Icelandic Poppies (Papaver nudicale)

When people see these poppies, they say one of two things. They don't look real, or they look like paper. I've often been glad that they are real, because the skill required to make these gorgeous things out of paper is certainly beyond me. Growing them is another story. Mother nature does all the fancywork.

January 14, 2017-in the '15-'16 growing season, I planted Champagne Bubbles and Meadow Pastels poppies. Half of each kind went into the field on Nov 18 and Feb 26. I had seeded indoors 6 weeks prior. Icelandic poppies have a very low germination rate for me, around 20%, so I buy lots more seed than I need plants. The first year I bought seeds from Swallowtail Garden Seeds, the second year from Ivy Garth. 

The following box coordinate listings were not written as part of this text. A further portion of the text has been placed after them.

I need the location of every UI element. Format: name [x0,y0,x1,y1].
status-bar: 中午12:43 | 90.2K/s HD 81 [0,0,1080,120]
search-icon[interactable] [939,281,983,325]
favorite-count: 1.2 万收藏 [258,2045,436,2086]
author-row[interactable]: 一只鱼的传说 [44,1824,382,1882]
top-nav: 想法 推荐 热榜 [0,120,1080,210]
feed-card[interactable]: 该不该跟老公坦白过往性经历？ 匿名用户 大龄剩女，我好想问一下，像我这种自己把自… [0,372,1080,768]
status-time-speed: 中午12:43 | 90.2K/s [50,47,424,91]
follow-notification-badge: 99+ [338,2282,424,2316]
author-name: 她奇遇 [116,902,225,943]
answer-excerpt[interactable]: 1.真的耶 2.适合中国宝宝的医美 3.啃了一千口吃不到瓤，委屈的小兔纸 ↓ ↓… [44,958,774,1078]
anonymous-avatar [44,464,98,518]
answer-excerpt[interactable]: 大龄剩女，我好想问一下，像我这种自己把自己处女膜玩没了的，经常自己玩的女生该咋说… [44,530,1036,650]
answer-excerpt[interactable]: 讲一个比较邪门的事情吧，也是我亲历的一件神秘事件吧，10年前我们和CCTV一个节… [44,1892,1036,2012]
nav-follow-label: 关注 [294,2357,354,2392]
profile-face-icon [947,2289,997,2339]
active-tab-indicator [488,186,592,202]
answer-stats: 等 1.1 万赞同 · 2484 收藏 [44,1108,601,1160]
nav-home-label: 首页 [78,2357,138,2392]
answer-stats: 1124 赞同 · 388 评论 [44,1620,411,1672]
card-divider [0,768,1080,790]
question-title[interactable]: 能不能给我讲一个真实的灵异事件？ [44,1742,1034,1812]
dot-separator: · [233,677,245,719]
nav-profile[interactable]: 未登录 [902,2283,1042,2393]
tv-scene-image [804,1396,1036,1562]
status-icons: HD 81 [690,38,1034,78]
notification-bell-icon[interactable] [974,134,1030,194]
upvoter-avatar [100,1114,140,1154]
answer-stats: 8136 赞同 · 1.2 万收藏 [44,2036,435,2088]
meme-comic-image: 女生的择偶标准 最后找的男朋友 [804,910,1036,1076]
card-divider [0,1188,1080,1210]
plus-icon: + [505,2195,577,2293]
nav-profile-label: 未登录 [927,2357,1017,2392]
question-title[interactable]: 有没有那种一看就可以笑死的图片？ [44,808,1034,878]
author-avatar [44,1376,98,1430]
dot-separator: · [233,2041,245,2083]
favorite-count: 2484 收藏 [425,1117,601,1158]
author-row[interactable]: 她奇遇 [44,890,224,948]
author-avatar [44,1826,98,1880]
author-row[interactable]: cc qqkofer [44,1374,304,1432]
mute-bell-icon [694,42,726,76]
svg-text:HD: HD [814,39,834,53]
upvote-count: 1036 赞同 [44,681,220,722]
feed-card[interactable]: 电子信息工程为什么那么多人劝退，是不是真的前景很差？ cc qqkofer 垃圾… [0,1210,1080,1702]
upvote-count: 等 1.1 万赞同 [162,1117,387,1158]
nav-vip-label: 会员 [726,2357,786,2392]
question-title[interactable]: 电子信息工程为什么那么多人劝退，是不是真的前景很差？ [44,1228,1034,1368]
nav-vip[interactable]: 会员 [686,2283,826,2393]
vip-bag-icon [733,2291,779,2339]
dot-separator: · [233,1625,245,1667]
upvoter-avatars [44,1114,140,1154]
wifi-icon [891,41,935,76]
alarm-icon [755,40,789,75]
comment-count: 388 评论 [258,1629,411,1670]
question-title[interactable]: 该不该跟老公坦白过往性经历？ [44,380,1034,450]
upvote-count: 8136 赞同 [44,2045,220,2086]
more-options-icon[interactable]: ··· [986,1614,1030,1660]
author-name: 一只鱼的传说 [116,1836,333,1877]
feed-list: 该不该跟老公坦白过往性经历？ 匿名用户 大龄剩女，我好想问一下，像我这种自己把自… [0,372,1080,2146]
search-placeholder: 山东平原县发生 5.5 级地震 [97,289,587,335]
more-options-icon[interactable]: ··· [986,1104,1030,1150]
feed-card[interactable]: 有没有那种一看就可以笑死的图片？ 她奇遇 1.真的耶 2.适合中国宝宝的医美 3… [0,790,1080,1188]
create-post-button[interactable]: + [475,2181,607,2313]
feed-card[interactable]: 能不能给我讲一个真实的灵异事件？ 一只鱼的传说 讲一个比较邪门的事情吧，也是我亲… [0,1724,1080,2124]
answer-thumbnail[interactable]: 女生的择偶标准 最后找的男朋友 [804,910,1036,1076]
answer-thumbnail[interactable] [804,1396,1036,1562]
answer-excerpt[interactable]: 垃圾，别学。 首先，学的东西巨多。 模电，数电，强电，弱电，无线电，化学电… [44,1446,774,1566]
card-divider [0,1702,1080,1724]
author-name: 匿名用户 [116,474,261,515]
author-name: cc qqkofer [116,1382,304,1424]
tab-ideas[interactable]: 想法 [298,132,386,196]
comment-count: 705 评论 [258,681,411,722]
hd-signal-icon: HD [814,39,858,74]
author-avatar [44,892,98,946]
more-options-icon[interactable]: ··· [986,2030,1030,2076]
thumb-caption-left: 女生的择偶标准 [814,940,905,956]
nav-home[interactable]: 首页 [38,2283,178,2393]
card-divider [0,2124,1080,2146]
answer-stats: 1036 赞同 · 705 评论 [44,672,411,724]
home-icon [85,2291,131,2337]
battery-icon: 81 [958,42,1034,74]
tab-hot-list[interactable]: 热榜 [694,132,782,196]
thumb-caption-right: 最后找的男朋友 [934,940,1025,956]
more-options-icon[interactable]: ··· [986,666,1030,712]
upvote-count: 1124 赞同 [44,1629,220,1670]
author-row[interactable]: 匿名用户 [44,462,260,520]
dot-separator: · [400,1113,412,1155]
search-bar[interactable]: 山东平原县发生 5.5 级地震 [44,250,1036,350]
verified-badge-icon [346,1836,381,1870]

The plants spent the winter uncovered. They were smashed flat by 6" of snow in January and happily bounced back. By the end of February, the plants were bulking up and setting buds. By the last week of March, a few were ready for cutting. Some of the first to bloom were doubles, but this didn't seem to last through the season. 

The poppies bloomed all through April and May. The first planting made larger plants, and the second planting began to come into flower several weeks later. Both plantings bloomed a couple of weeks into June, when they began to struggle in the heat. Production dropped off at that point, and we turned over the bed and planted a cover crop. 

The best time to cut poppies is just before they pop their little bud coverings, and they go from bud to open flower fast. We were out cutting poppies twice a day to keep them all harvested. 

We seared the ends of the stems with a blowtorch, and got three to four days of vase life. When cut in full flower, the vase life is shorter, and the poppies are more difficult to transport. If a customer wants a particular color, though, we have to wait a little and let the flower open enough to see it. If Meadow Pastels were available in individual colors, we could forgo this step. 

Because of the relatively short vase life, we only offer poppies to designers, and don't put them in market bouquets. I'll continue to work on improving vase life, and maybe change this in the future. 

In the '16-'17 season, I only planted Meadow Pastels. They were better plants with taller stems and softer colors than the Champagne Bubbles. Champagne Bubbles comes in individual colors, of which I would say coral and white may be worth planting for sales to designers. The sherbet colors of Meadow Pastels were very popular with our customers. 

Since the second planting flowered later and didn't bloom much longer than the first, I only plan for one fall planting of poppies.